NGP’s newest additions to its growing portfolio include the following:
- CNIGuard builds ruggedized internet-of-things (IoT) cloud sensors, delivering protection and asset management solutions for utility-critical infrastructure. This software could be used to spot threats to a utility, like a sagging utility pole, a gas distribution leak, or someone trying to break into a utility building, Lambert said.
- SparkCognition is an advanced software platform that provides AI systems to enable customers to weave AI into the fabric of their organizations. This kind of software could be used to more finely tune a power grid, something that California’s PG&E could use right now as it cuts power to communities because of high winds that pose a fire risk.
- Uniphore redefines the customer service experience of the future through AI-enabled conversational service automation. This means that you could get on a customer service call and never realize that you’re conversing with an AI. A human would still be involved in the call to detect things like emotional distress, while the AI could suggest things to say to solve the customer’s problem, Lambert said.
With Uniphore, Lambert said the system “actually understands what our customers are saying. But [not] the contact, the emotion, the sentiment, and what they’re saying behind the words, so it frees up the customer service representative from the mundane tasks of capturing insights that the AI can do.”
Regarding PG&E’s wildfire risks, Lambert said, “SparkCognition is actually a good example of being able to use that technology to do to solve that problem, the outage problem, so that when there is an outage you don’t have that kind of downtime. That’s where AI really comes in.”
NGP previously announced its backing of Aporeto, Audio Analytic, AutoGrid, Carbon Lighthouse, ClimaCell, Copperleaf, Dragos, GoCardless, Leap, Omnidian, Pixeom, and Sitetracker, as well as limited partnership investments in IQ Capital and Jerusalem Venture Partners.
“With NGP, you get a group of advocates with great domain expertise, the understanding of edge technologies like AI, and a level of seniority that allows engagement with top industry leaders,” said Amir Husain, CEO of SparkCognition, in a statement. “They also have the credibility within the larger company to be able to effect change and drive meaningful outcomes.”
NGP has also been a limited partner in the strategic utility technology fund Energy Impact Fund LP (an Energy Impact Partners fund) since 2015. Earlier this year, NGP expanded its Silicon Valley presence by opening an incubation office in San Francisco to invest and partner with early-stage technology companies and to complement NGP’s teams in Los Gatos, Boston, New York, and London. NGP’s objective is to invest $250 million over three years in early-stage and growth-stage companies.
National Grid aims to disrupt itself and the industry through NGP. But so far, most other energy companies aren’t doing the same kind of investments.

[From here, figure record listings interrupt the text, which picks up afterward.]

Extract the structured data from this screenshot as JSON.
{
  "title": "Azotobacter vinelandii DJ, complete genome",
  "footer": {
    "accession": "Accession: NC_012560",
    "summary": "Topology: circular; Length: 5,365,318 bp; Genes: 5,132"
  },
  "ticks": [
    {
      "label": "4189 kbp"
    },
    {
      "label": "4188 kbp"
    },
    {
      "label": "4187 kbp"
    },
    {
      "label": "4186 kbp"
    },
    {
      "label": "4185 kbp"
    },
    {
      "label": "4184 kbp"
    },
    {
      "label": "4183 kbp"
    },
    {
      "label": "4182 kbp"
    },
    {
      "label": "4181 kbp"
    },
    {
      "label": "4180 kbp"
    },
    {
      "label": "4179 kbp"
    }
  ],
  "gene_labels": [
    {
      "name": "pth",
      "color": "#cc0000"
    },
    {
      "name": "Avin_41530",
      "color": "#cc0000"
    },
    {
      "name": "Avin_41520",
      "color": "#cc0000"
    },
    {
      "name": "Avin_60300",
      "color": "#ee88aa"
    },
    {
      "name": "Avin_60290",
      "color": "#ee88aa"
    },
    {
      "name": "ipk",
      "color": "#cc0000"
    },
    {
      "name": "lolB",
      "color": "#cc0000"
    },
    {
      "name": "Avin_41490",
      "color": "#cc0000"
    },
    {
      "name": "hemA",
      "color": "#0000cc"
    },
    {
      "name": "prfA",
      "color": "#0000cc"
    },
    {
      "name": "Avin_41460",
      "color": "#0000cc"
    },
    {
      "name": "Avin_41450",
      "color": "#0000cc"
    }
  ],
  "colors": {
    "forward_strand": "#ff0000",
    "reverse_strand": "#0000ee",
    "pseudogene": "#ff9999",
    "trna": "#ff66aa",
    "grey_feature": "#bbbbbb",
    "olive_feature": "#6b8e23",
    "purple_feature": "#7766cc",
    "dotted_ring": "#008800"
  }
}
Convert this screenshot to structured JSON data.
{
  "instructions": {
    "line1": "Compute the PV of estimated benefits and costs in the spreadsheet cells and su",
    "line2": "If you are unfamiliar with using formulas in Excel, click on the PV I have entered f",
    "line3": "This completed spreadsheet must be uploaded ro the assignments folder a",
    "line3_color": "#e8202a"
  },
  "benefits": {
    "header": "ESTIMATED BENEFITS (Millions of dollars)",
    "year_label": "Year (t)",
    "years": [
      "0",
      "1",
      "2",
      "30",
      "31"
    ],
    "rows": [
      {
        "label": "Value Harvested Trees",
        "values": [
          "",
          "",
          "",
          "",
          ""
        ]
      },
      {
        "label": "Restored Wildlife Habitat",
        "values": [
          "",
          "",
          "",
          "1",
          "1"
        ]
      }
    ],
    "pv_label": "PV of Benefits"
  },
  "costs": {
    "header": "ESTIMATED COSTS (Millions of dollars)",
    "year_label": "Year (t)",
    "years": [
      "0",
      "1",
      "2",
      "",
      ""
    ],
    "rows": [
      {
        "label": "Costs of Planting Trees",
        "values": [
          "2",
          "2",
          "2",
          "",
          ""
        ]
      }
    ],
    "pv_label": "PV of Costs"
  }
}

“There’s not another company that I’m aware of that’s doing as much as we are to really disrupt ourselves and anticipate the changes to the business so that we can better serve our customer,” Lambert said. “It’s going to prove to be very valuable. The industry will be disrupted. It’s already happening. So the companies that are doing something about it actively are the ones that are going to win. So I’m glad that I’m at this company because they really are investing in the future of the business.”

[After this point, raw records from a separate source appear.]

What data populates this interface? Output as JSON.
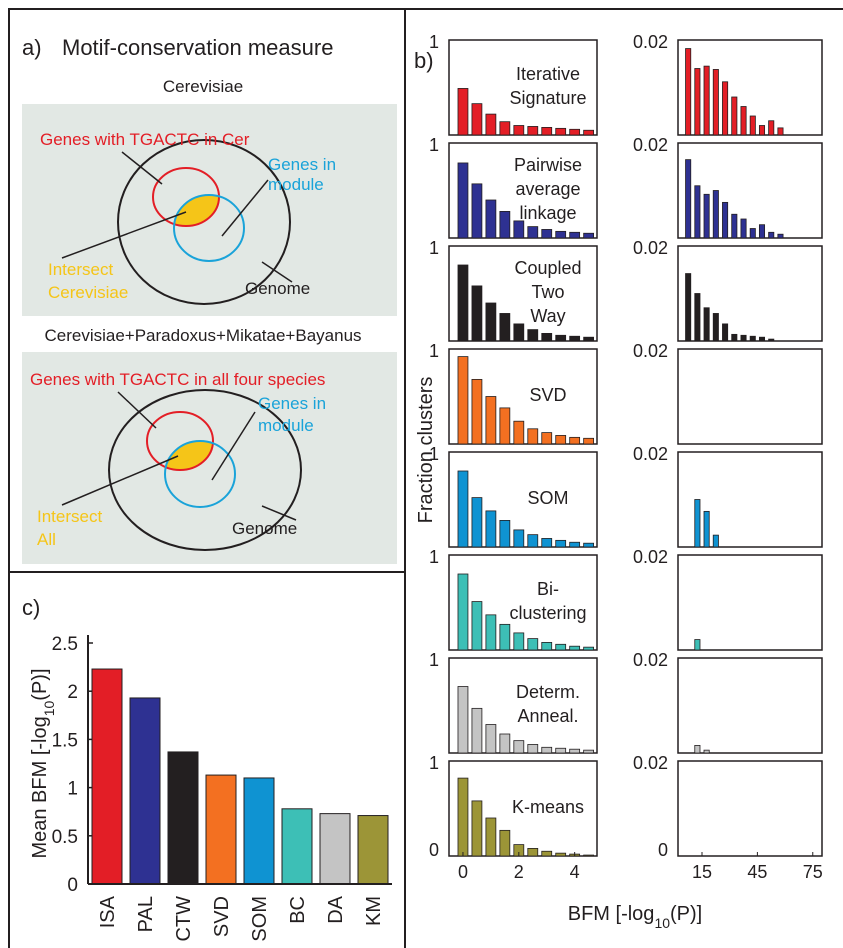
{
  "diagram": {
    "label": "a)",
    "title": "Motif-conservation measure",
    "sections": [
      {
        "header": "Cerevisiae",
        "red": "Genes with TGACTC in Cer",
        "blue": [
          "Genes in",
          "module"
        ],
        "yellow": [
          "Intersect",
          "Cerevisiae"
        ],
        "genome": "Genome"
      },
      {
        "header": "Cerevisiae+Paradoxus+Mikatae+Bayanus",
        "red": "Genes with TGACTC in all four species",
        "blue": [
          "Genes in",
          "module"
        ],
        "yellow": [
          "Intersect",
          "All"
        ],
        "genome": "Genome"
      }
    ]
  },
  "chart_data": [
    {
      "type": "bar",
      "label": "c)",
      "ylabel": [
        "Mean BFM [-log",
        "10",
        "(P)]"
      ],
      "categories": [
        "ISA",
        "PAL",
        "CTW",
        "SVD",
        "SOM",
        "BC",
        "DA",
        "KM"
      ],
      "values": [
        2.23,
        1.93,
        1.37,
        1.13,
        1.1,
        0.78,
        0.73,
        0.71
      ],
      "colors": [
        "#e31e26",
        "#2e3192",
        "#231f20",
        "#f37021",
        "#0f93d2",
        "#3dbfb6",
        "#c4c4c4",
        "#9c9537"
      ],
      "ylim": [
        0,
        2.5
      ],
      "yticks": [
        0,
        0.5,
        1,
        1.5,
        2,
        2.5
      ]
    },
    {
      "type": "histogram-grid",
      "label": "b)",
      "xlabel": [
        "BFM [-log",
        "10",
        "(P)]"
      ],
      "ylabel": "Fraction clusters",
      "left": {
        "bins": [
          -0.25,
          0.25,
          0.75,
          1.25,
          1.75,
          2.25,
          2.75,
          3.25,
          3.75,
          4.25,
          4.75
        ],
        "xlim": [
          -0.5,
          4.8
        ],
        "xticks": [
          0,
          2,
          4
        ],
        "ylim": [
          0,
          1
        ],
        "yticks": [
          0,
          1
        ]
      },
      "right": {
        "bins": [
          5,
          10,
          15,
          20,
          25,
          30,
          35,
          40,
          45,
          50,
          55,
          60,
          65,
          70
        ],
        "xlim": [
          2,
          80
        ],
        "xticks": [
          15,
          45,
          75
        ],
        "ylim": [
          0,
          0.02
        ],
        "yticks": [
          0,
          0.02
        ]
      },
      "rows": [
        {
          "title": [
            "Iterative",
            "Signature"
          ],
          "color": "#e31e26",
          "left": [
            0.49,
            0.33,
            0.22,
            0.14,
            0.1,
            0.09,
            0.08,
            0.07,
            0.06,
            0.05
          ],
          "right": [
            0.0182,
            0.014,
            0.0145,
            0.0138,
            0.0112,
            0.008,
            0.006,
            0.004,
            0.002,
            0.003,
            0.0015,
            0,
            0
          ]
        },
        {
          "title": [
            "Pairwise",
            "average",
            "linkage"
          ],
          "color": "#2e3192",
          "left": [
            0.79,
            0.57,
            0.4,
            0.28,
            0.18,
            0.12,
            0.09,
            0.07,
            0.06,
            0.05
          ],
          "right": [
            0.0165,
            0.011,
            0.0092,
            0.01,
            0.0075,
            0.005,
            0.004,
            0.002,
            0.0028,
            0.0012,
            0.0008,
            0,
            0
          ]
        },
        {
          "title": [
            "Coupled",
            "Two",
            "Way"
          ],
          "color": "#231f20",
          "left": [
            0.8,
            0.58,
            0.4,
            0.29,
            0.18,
            0.12,
            0.08,
            0.06,
            0.05,
            0.04
          ],
          "right": [
            0.0142,
            0.01,
            0.007,
            0.0058,
            0.0036,
            0.0014,
            0.0012,
            0.001,
            0.0008,
            0.0004,
            0,
            0,
            0
          ]
        },
        {
          "title": [
            "SVD"
          ],
          "color": "#f37021",
          "left": [
            0.92,
            0.68,
            0.5,
            0.38,
            0.24,
            0.16,
            0.12,
            0.09,
            0.07,
            0.06
          ],
          "right": [
            0,
            0,
            0,
            0,
            0,
            0,
            0,
            0,
            0,
            0,
            0,
            0,
            0
          ]
        },
        {
          "title": [
            "SOM"
          ],
          "color": "#0f93d2",
          "left": [
            0.8,
            0.52,
            0.38,
            0.28,
            0.18,
            0.13,
            0.09,
            0.07,
            0.05,
            0.04
          ],
          "right": [
            0,
            0.01,
            0.0075,
            0.0025,
            0,
            0,
            0,
            0,
            0,
            0,
            0,
            0,
            0
          ]
        },
        {
          "title": [
            "Bi-",
            "clustering"
          ],
          "color": "#3dbfb6",
          "left": [
            0.8,
            0.51,
            0.37,
            0.27,
            0.18,
            0.12,
            0.08,
            0.06,
            0.04,
            0.03
          ],
          "right": [
            0,
            0.0022,
            0,
            0,
            0,
            0,
            0,
            0,
            0,
            0,
            0,
            0,
            0
          ]
        },
        {
          "title": [
            "Determ.",
            "Anneal."
          ],
          "color": "#c4c4c4",
          "left": [
            0.7,
            0.47,
            0.3,
            0.2,
            0.13,
            0.09,
            0.06,
            0.05,
            0.04,
            0.03
          ],
          "right": [
            0,
            0.0016,
            0.0006,
            0,
            0,
            0,
            0,
            0,
            0,
            0,
            0,
            0,
            0
          ]
        },
        {
          "title": [
            "K-means"
          ],
          "color": "#9c9537",
          "left": [
            0.82,
            0.58,
            0.4,
            0.27,
            0.12,
            0.08,
            0.05,
            0.03,
            0.02,
            0.01
          ],
          "right": [
            0,
            0,
            0,
            0,
            0,
            0,
            0,
            0,
            0,
            0,
            0,
            0,
            0
          ]
        }
      ]
    }
  ]
}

National Grid is also moving forward with a utility council to bring the world’s energy providers together so that the investments can make an industry-wide impact.
“There are 140 utilities worldwide, and the good thing about the utility sector is that we don’t compete in the same market,” Lambert said. “So there’s no downside for collaborating with one another for sharing ideas, for partnering on different businesses on projects or innovation projects, or even leveraging our portfolio to help solve some of their business challenges. That’s good for the industry as a whole and ultimately that’s good for the consumer.”